All SharpDX objects are wrapped COM objects and are subject to proper disposal via reference counting. The .net runtime caters for all reference counts for .net classes and collects their resources as soon as there are no references to them in the managed call stack (and thread local storage). COM places the requirement to manage the lifetime of objects firmly on the programmer, who must add and remove reference counts to objects as new references to them are stored.

Using the standard .net Dispose pattern allows me to handle the COM de-reference without any problems; the SharpDX documentation tells us that “Dispose” is used to dereference the counter.

What I forgot is that COM references aren’t just created when you instantiate a new instance, but also if you receive an instance reference from the SharpDX factory. So the general pattern;

SharpDX.DirectX11.Texture2D tex = new SharpDX.DirectX11.Texture2D();
.. do some work
tex.Dispose();

works perfectly Ok. What isn’t so obvious is that;

SharpDX.Direct3D11.DepthStencilView dsv;
SharpDX.Direct3D11.RenderTargetView[] rtvs = 
   this.Context.OutputMerger.GetRenderTargets(8, out dsv);

to query a list of the existing render targets, also increments the reference count of those RenderTargetView instances, and the DepthStencilView. So you need to remember to dispose of those too.

As a .net programmer this is odd, but manageable. What is particulary weird feeling is that Dispose() is designed in .net to be used when the programmer knows they have the last instance reference to a managed class. If you have four references to a single instance, you clearly should not call Dispose() until you know that you are holding the very last instance, otherwise any other reference pointers will suddenly find themselves holding disposed classes.

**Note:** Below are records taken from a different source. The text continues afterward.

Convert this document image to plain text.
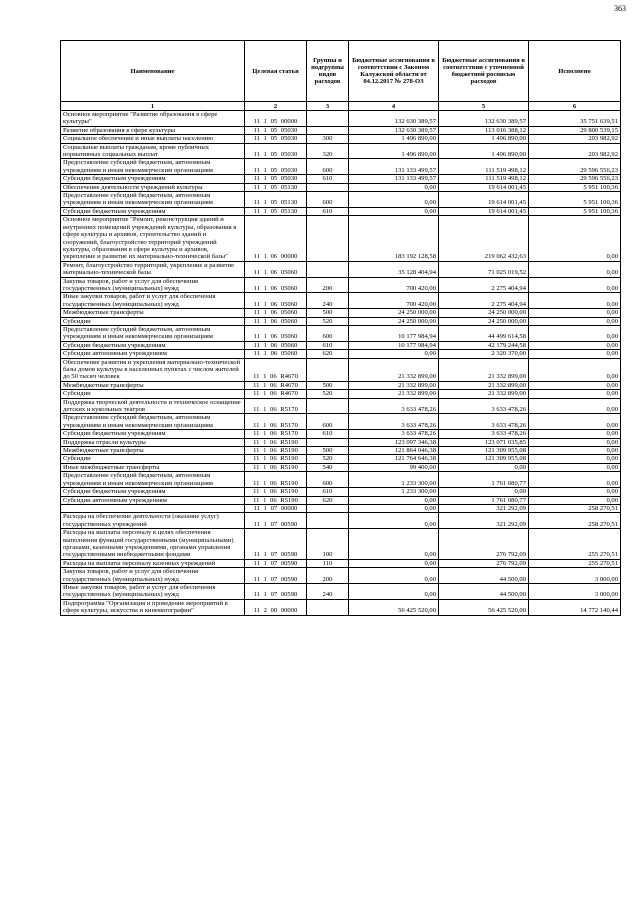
363
Наименование	Целевая статья	Группы и подгруппы видов расходов	Бюджетные ассигнования в соответствии с Законом Калужской области от 04.12.2017 № 278-ОЗ	Бюджетные ассигнования в соответствии с уточненной бюджетной росписью расходов	Исполнено
1	2	3	4	5	6
Основное мероприятие "Развитие образования в сфере культуры"	11 1 05 00000		132 630 389,57	132 630 389,57	35 751 639,51
Развитие образования в сфере культуры	11 1 05 05030		132 630 389,57	113 016 388,12	29 800 539,15
Социальное обеспечение и иные выплаты населению	11 1 05 05030	300	1 496 890,00	1 496 890,00	203 982,92
Социальные выплаты гражданам, кроме публичных нормативных социальных выплат	11 1 05 05030	320	1 496 890,00	1 496 890,00	203 982,92
Предоставление субсидий бюджетным, автономным учреждениям и иным некоммерческим организациям	11 1 05 05030	600	131 133 499,57	111 519 498,12	29 596 556,23
Субсидии бюджетным учреждениям	11 1 05 05030	610	131 133 499,57	111 519 498,12	29 596 556,23
Обеспечение деятельности учреждений культуры	11 1 05 05130		0,00	19 614 001,45	5 951 100,36
Предоставление субсидий бюджетным, автономным учреждениям и иным некоммерческим организациям	11 1 05 05130	600	0,00	19 614 001,45	5 951 100,36
Субсидии бюджетным учреждениям	11 1 05 05130	610	0,00	19 614 001,45	5 951 100,36
Основное мероприятие "Ремонт, реконструкция зданий и внутренних помещений учреждений культуры, образования в сфере культуры и архивов, строительство зданий и сооружений, благоустройство территорий учреждений культуры, образования в сфере культуры и архивов, укрепление и развитие их материально-технической базы"	11 1 06 00000		183 192 128,58	219 062 432,63	0,00
Ремонт, благоустройство территорий, укрепление и развитие материально-технической базы	11 1 06 05060		35 128 404,94	71 025 019,52	0,00
Закупка товаров, работ и услуг для обеспечения государственных (муниципальных) нужд	11 1 06 05060	200	700 420,00	2 275 404,94	0,00
Иные закупки товаров, работ и услуг для обеспечения государственных (муниципальных) нужд	11 1 06 05060	240	700 420,00	2 275 404,94	0,00
Межбюджетные трансферты	11 1 06 05060	500	24 250 000,00	24 250 000,00	0,00
Субсидии	11 1 06 05060	520	24 250 000,00	24 250 000,00	0,00
Предоставление субсидий бюджетным, автономным учреждениям и иным некоммерческим организациям	11 1 06 05060	600	10 177 984,94	44 499 614,58	0,00
Субсидии бюджетным учреждениям	11 1 06 05060	610	10 177 984,94	42 179 244,58	0,00
Субсидии автономным учреждениям	11 1 06 05060	620	0,00	2 320 370,00	0,00
Обеспечение развития и укрепления материально-технической базы домов культуры в населенных пунктах с числом жителей до 50 тысяч человек	11 1 06 R4670		21 332 899,00	21 332 899,00	0,00
Межбюджетные трансферты	11 1 06 R4670	500	21 332 899,00	21 332 899,00	0,00
Субсидии	11 1 06 R4670	520	21 332 899,00	21 332 899,00	0,00
Поддержка творческой деятельности и техническое оснащение детских и кукольных театров	11 1 06 R5170		3 633 478,26	3 633 478,26	0,00
Предоставление субсидий бюджетным, автономным учреждениям и иным некоммерческим организациям	11 1 06 R5170	600	3 633 478,26	3 633 478,26	0,00
Субсидии бюджетным учреждениям	11 1 06 R5170	610	3 633 478,26	3 633 478,26	0,00
Поддержка отрасли культуры	11 1 06 R5190		123 097 346,38	123 071 035,85	0,00
Межбюджетные трансферты	11 1 06 R5190	500	121 864 046,38	121 309 955,08	0,00
Субсидии	11 1 06 R5190	520	121 764 646,38	121 309 955,08	0,00
Иные межбюджетные трансферты	11 1 06 R5190	540	99 400,00	0,00	0,00
Предоставление субсидий бюджетным, автономным учреждениям и иным некоммерческим организациям	11 1 06 R5190	600	1 233 300,00	1 761 080,77	0,00
Субсидии бюджетным учреждениям	11 1 06 R5190	610	1 233 300,00	0,00	0,00
Субсидии автономным учреждениям	11 1 06 R5190	620	0,00	1 761 080,77	0,00
	11 1 07 00000		0,00	321 292,09	258 270,51
Расходы на обеспечение деятельности (оказание услуг) государственных учреждений	11 1 07 00590		0,00	321 292,09	258 270,51
Расходы на выплаты персоналу в целях обеспечения выполнения функций государственными (муниципальными) органами, казенными учреждениями, органами управления государственными внебюджетными фондами	11 1 07 00590	100	0,00	276 792,09	255 270,51
Расходы на выплаты персоналу казенных учреждений	11 1 07 00590	110	0,00	276 792,09	255 270,51
Закупка товаров, работ и услуг для обеспечения государственных (муниципальных) нужд	11 1 07 00590	200	0,00	44 500,00	3 000,00
Иные закупки товаров, работ и услуг для обеспечения государственных (муниципальных) нужд	11 1 07 00590	240	0,00	44 500,00	3 000,00
Подпрограмма "Организация и проведение мероприятий в сфере культуры, искусства и кинематографии"	11 2 00 00000		56 425 520,00	56 425 520,00	14 772 140,44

When using Dispose with the SharpDX classes you call it as soon as you know your particular reference is going to go out of scope – irrespective of how many other references to the same instance exists. Dispose() doesn’t acutally release any resources – it simply decrements the COM reference count. The SharpDX class factory does the resource release and COM deallocation.

Becuase it is not obvious when looking at code whether you are using a .net managed class or a wrapped SharpDX COM class, and because Dispose() means something entirely differnet in each case I decided to create extension methods for all the SharpDX classes;

/// <summary>
/// Hides the confusion between Dispose (a .net concept) and handle counting (a com concept).
/// </summary>
/// <param name="leasedObject"></param>
public static void ReleaseReference(this SharpDX.Direct3D11.DeviceContext leasedObject)
{
    leasedObject.Dispose();
}

This means my code looks like this;

SharpDX.DirectX11.Texture2D tex = new SharpDX.DirectX11.Texture2D();
.. do some work
tex.ReleaseReference();

Which is a lot more self descriptive. I like making code more maintainable this makes me stop and think when I look at it, and I instantly know whats going on. I wish the SharpDX bods had not used the existing Dispose() method to do their reference counting – but I can see why they did.